L’Inghilterra ha deciso di lasciare l’Unione Europea e di tornare a considerarsi, nel suo splendido isolamento, una grande potenza mondiale (sic dixit la premier May nel suo discorso di fine d’anno). Per il momento, intanto, la tira per le lunghe e, pur volendo lasciarla, dell’Unione cerca di tenersi tutti i vantaggi che le dà. Negli Stati Uniti, dopo gli otto anni del nero Obama, gli elettori hanno consegnato lo scettro del comando all’arancione Trump. Dal prossimo 24 gennaio gli USA – e il mondo – dipenderanno dagli umori di quest’uomo che valuta i suoi simili dalla consistenza del loro conto in banca, dalla loro religione e dal colore della loro pelle. Staremo a vedere.

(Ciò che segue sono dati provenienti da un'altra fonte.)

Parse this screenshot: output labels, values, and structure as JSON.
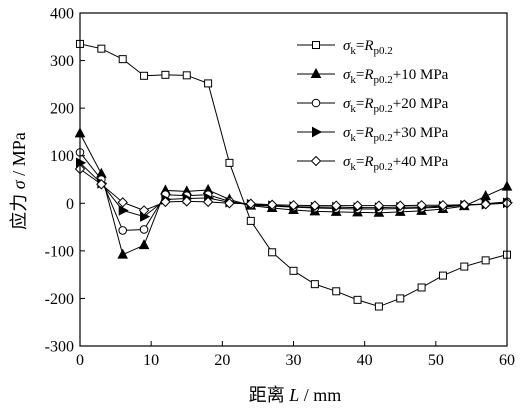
{
  "chart_data": {
    "type": "line",
    "title": "",
    "xlabel": {
      "prefix": "距离",
      "var": "L",
      "unit": " / mm"
    },
    "ylabel": {
      "prefix": "应力",
      "var": "σ",
      "unit": " / MPa"
    },
    "xlim": [
      0,
      60
    ],
    "ylim": [
      -300,
      400
    ],
    "xticks": [
      0,
      10,
      20,
      30,
      40,
      50,
      60
    ],
    "yticks": [
      -300,
      -200,
      -100,
      0,
      100,
      200,
      300,
      400
    ],
    "grid": false,
    "legend_position": "top-right",
    "series": [
      {
        "name": "σk=Rp0.2",
        "legend": {
          "sub": "k",
          "rhs": "R",
          "rhs_sub": "p0.2",
          "suffix": ""
        },
        "marker": "square-open",
        "x": [
          0,
          3,
          6,
          9,
          12,
          15,
          18,
          21,
          24,
          27,
          30,
          33,
          36,
          39,
          42,
          45,
          48,
          51,
          54,
          57,
          60
        ],
        "y": [
          335,
          325,
          303,
          268,
          270,
          269,
          252,
          85,
          -37,
          -103,
          -142,
          -170,
          -185,
          -203,
          -217,
          -200,
          -177,
          -152,
          -133,
          -120,
          -108
        ]
      },
      {
        "name": "σk=Rp0.2+10 MPa",
        "legend": {
          "sub": "k",
          "rhs": "R",
          "rhs_sub": "p0.2",
          "suffix": "+10 MPa"
        },
        "marker": "triangle-filled",
        "x": [
          0,
          3,
          6,
          9,
          12,
          15,
          18,
          21,
          24,
          27,
          30,
          33,
          36,
          39,
          42,
          45,
          48,
          51,
          54,
          57,
          60
        ],
        "y": [
          147,
          62,
          -108,
          -88,
          27,
          25,
          28,
          8,
          -5,
          -10,
          -14,
          -17,
          -18,
          -19,
          -20,
          -18,
          -16,
          -12,
          -6,
          15,
          35
        ]
      },
      {
        "name": "σk=Rp0.2+20 MPa",
        "legend": {
          "sub": "k",
          "rhs": "R",
          "rhs_sub": "p0.2",
          "suffix": "+20 MPa"
        },
        "marker": "circle-open",
        "x": [
          0,
          3,
          6,
          9,
          12,
          15,
          18,
          21,
          24,
          27,
          30,
          33,
          36,
          39,
          42,
          45,
          48,
          51,
          54,
          57,
          60
        ],
        "y": [
          107,
          50,
          -57,
          -55,
          18,
          16,
          18,
          4,
          -4,
          -6,
          -8,
          -10,
          -11,
          -12,
          -12,
          -11,
          -10,
          -8,
          -4,
          -1,
          3
        ]
      },
      {
        "name": "σk=Rp0.2+30 MPa",
        "legend": {
          "sub": "k",
          "rhs": "R",
          "rhs_sub": "p0.2",
          "suffix": "+30 MPa"
        },
        "marker": "triangle-right-filled",
        "x": [
          0,
          3,
          6,
          9,
          12,
          15,
          18,
          21,
          24,
          27,
          30,
          33,
          36,
          39,
          42,
          45,
          48,
          51,
          54,
          57,
          60
        ],
        "y": [
          85,
          42,
          -15,
          -28,
          8,
          10,
          11,
          2,
          -2,
          -5,
          -7,
          -8,
          -8,
          -9,
          -9,
          -8,
          -8,
          -6,
          -4,
          -2,
          1
        ]
      },
      {
        "name": "σk=Rp0.2+40 MPa",
        "legend": {
          "sub": "k",
          "rhs": "R",
          "rhs_sub": "p0.2",
          "suffix": "+40 MPa"
        },
        "marker": "diamond-open",
        "x": [
          0,
          3,
          6,
          9,
          12,
          15,
          18,
          21,
          24,
          27,
          30,
          33,
          36,
          39,
          42,
          45,
          48,
          51,
          54,
          57,
          60
        ],
        "y": [
          72,
          40,
          2,
          -15,
          3,
          4,
          3,
          0,
          -1,
          -3,
          -4,
          -5,
          -5,
          -5,
          -5,
          -5,
          -4,
          -4,
          -3,
          -2,
          0
        ]
      }
    ]
  }
}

Qui in casa nostra l’esito del referendum del 4 dicembre, catastrofico per il Matteo Renzi capo del governo, è stato pur sempre una dimostrazione della vitalità della nostra democrazia, tenuto conto della massa di gente che è andata a votare. Che non tutti (votassero SI o NO) sapessero esattamente per cosa votavano, e che tutti quelli che lo sapevano lo facessero proprio per i quesiti referendari, è un sospetto legittimo; ma non stiamo a cercare il pelo nell’uovo.

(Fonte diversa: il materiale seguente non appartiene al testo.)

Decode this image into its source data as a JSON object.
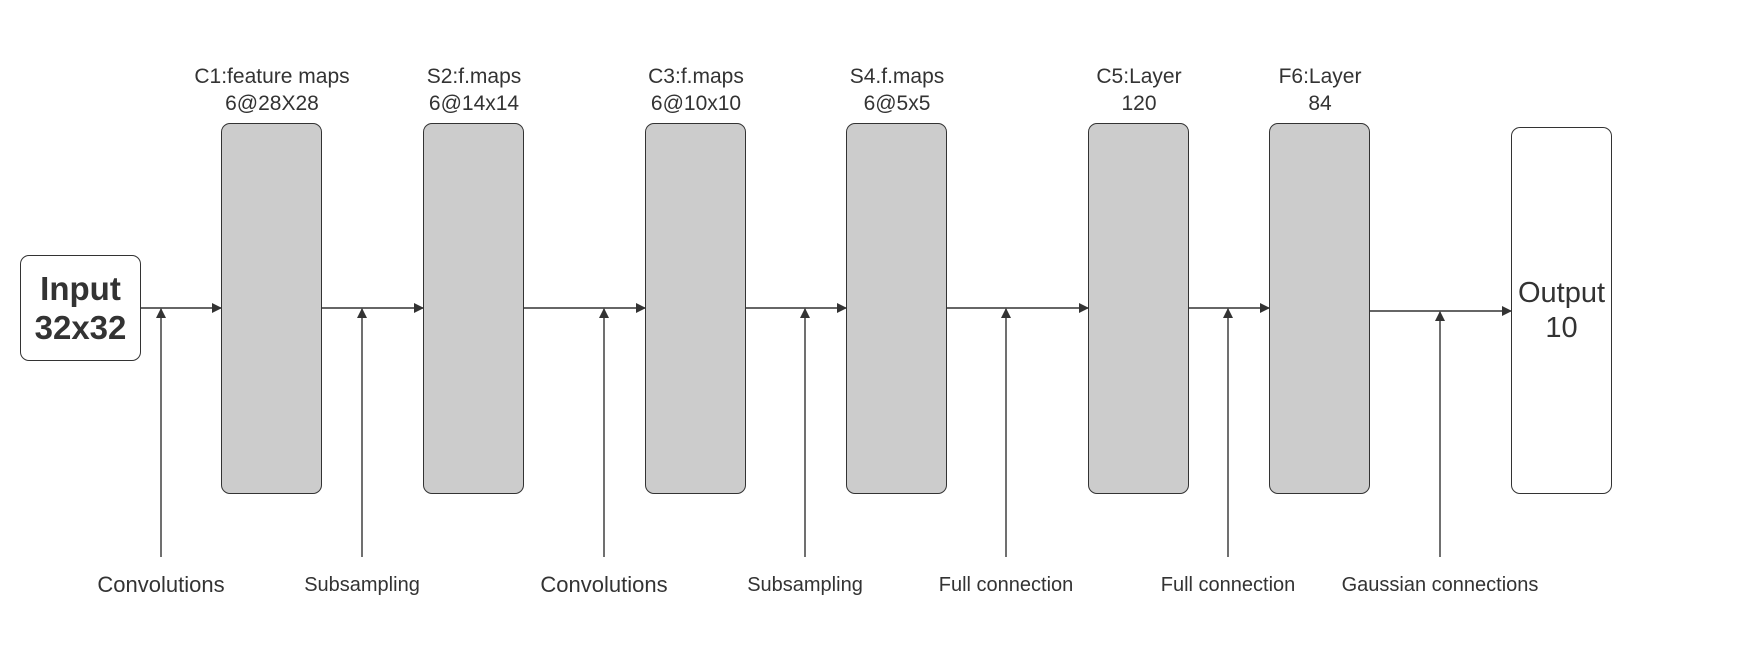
{
  "colors": {
    "layer_fill": "#cccccc",
    "stroke": "#333333",
    "background": "#ffffff"
  },
  "input": {
    "line1": "Input",
    "line2": "32x32"
  },
  "output": {
    "line1": "Output",
    "line2": "10"
  },
  "layers": [
    {
      "name": "C1:feature maps",
      "size": "6@28X28"
    },
    {
      "name": "S2:f.maps",
      "size": "6@14x14"
    },
    {
      "name": "C3:f.maps",
      "size": "6@10x10"
    },
    {
      "name": "S4.f.maps",
      "size": "6@5x5"
    },
    {
      "name": "C5:Layer",
      "size": "120"
    },
    {
      "name": "F6:Layer",
      "size": "84"
    }
  ],
  "operations": [
    "Convolutions",
    "Subsampling",
    "Convolutions",
    "Subsampling",
    "Full connection",
    "Full connection",
    "Gaussian connections"
  ]
}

Ci sono state anche le elezioni amministrative, ben poco gratificanti per il Matteo Renzi segretario del PD, ma – almeno sul momento – esaltanti per il M5S. Meno esaltanti, in particolare se si guarda a Roma, sono diventate cammin facendo, per Beppe Grillo e gli aficionados del suo partito, per via delle vicissitudini che hanno afflitto la giunta Raggi: vicissitudini dalle quali è emersa la constatazione, ovvia per molti ma deludente per molti altri, che la patente di onestà non basta vantarla per possederla e che per fare politica, comunque, non basta l’onestà: ci vogliono anche competenza, oculatezza nella scelta dei collaboratori, progetti fattibili,  idee praticabili e la capacità di realizzarli.

Dunque, bagno di umiltà per il PD e di concretezza per il M5S: per l’uno e per l’altro, si auspica, una possibilità di crescita, e una lezione di consapevolezza di quanto il mondo sia complicato e pieno di sfumature. E anche cattivo.

L’ultima (speriamo) tragedia di questo annus horribilis è la sciagura dell’aereo russo che è precipitato nel Mar Nero portando con sé, fra gli altri, il Coro dell’Armata Rossa: un coro che, Putin o non Putin, era un magnifico ensemble musicale. Un’altra perdita irreparabile per il lato luminoso dell’umanità.

La misura di quanto i nostri tempi siano stranianti sta anche nel fatto che tutti aspettiamo che di quell’aereo siano recuperate le “scatole nere”, e incrociamo le dita in attesa che vengano poi decifrate, sperando che dicano che la sciagura è dovuta a errore umano o guasto tecnico. Così potremo  dire: sì, ci sono stati un centinaio di morti; però è stato solo un incidente, non  un attentato. E, tirando un sospiro di sollievo, potremo allora dirci che in fondo, tutto sommato, stavolta è andata bene.